N’importe quel prêtre peut-il célébrer les funérailles chrétiennes ?

Tout prêtre de l’Eglise catholique est habilité à célébrer les funérailles chrétiennes. La règle veut tout de même que si un prêtre doit aller dans une paroisse autre que la sienne pour une telle célébration, il prenne le soin de demander l’autorisation du curé de la paroisse où il doit célébrer. Dans le cas contraire, la messe sera illicite.

Les funérailles sont-elles obligatoires, vu qu’elles nécessitent beaucoup de dépenses ?

Dans l’Eglise, la célébration des funérailles telles que nous le faisons dans la province ecclésiastique de Ouagadougou, ne sont nullement obligatoires. Elles sont proposées aux familles qui désirent célébrer « le souvenir à Dieu (funérailles chrétiennes)», de leur parent défunt, pour qu’elle puissent le faire dans un esprit chrétien et loin des manières traditionnelles de célébrer ces funérailles. L’Eglise d’ailleurs considère comme célébration de funérailles chrétiennes, le jour des obsèques et de l’enterrement. Encore une fois, c’est le souci d’inculturation qui a amené l’Eglise à proposer cette forme actuelle de célébration. Cela n’a pas été bien indiqué par les responsables de l’Eglise et la sensibilisation a manqué par rapport à cette célébration qui n’est pas obligatoire. On peut s’en tenir aux demandes de messes et célébrer des anniversaires, après le décès et l’enterrement de son défunt. C’est ce que beaucoup de familles adoptent de plus en plus, de nos jours. Notre problème, actuellement, est que des fidèles ont mal compris cette célébration : l’aspect matériel semble prendre le dessus sur le spirituel, la prière surtout, et c’est déplorable. Prenons le cas de nos malades qui manquent de moyens pour se procurer les soins nécessaires, ou des personnes qui croupissent dans la misère extrême durant leur vie terrestre ; et après la mort, on leur organise des funérailles grandioses. Les familles dépensent des sommes faramineuses pour faire leurs funérailles chrétiennes. Vous voyez que cela est très gênant ; ce n’est même pas conforme à l’esprit chrétien. L’Eglise, dans ces célébrations, et cela est bien indiqué dans le rituel, recommande la simplicité et une pensée pour les veuves et les orphelins que laissent souvent nos défunts. Une sensibilisation sur des recommandations fortes pour nos familles chrétiennes, est bien nécessaire.

Y-a-t-il des dates déterminées au niveau des diocèses pour la célébration des funérailles chrétiennes ?

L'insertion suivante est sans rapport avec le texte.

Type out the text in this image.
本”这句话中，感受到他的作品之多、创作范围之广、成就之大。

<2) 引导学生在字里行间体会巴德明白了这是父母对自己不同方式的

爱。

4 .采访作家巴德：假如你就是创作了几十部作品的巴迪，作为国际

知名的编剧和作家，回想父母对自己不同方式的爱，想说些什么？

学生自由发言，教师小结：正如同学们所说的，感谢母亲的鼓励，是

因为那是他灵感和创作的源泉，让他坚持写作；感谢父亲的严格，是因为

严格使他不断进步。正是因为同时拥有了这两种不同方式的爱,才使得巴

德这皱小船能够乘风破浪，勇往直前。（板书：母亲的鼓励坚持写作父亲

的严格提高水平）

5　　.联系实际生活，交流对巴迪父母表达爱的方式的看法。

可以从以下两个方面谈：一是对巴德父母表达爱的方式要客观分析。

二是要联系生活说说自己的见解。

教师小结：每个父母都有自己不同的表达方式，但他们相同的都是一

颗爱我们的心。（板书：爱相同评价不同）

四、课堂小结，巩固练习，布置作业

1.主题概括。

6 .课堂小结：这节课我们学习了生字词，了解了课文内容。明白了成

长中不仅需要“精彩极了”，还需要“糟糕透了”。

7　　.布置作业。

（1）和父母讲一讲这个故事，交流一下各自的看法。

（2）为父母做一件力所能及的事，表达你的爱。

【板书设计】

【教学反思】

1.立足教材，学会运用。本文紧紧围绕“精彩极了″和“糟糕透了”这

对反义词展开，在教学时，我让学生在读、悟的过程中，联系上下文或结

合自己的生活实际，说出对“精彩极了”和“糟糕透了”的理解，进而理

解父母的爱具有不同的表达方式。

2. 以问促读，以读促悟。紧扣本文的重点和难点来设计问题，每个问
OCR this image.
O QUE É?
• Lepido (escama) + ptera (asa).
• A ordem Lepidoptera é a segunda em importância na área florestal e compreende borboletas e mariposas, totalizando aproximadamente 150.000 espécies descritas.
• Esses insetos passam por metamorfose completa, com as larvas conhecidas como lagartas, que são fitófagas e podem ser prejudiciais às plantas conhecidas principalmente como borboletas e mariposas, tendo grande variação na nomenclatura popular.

Trois dates ont été retenues pour la célébration des funérailles chrétiennes :

- le première : vendredi-samedi du 3e week-end de janvier ;

- la deuxième : vendredi-samedi du 3e dimanche de Pâques ;


- et la troisième : vendredi- samedi après le 2 novembre qui est la célébration de tous les fidèles chrétiens.

D’aucuns accusent l’Eglise de faire dans le syncrétisme religieux pour ce qui est de la célébration des funérailles chrétiennes. Que leur répondez-vous ?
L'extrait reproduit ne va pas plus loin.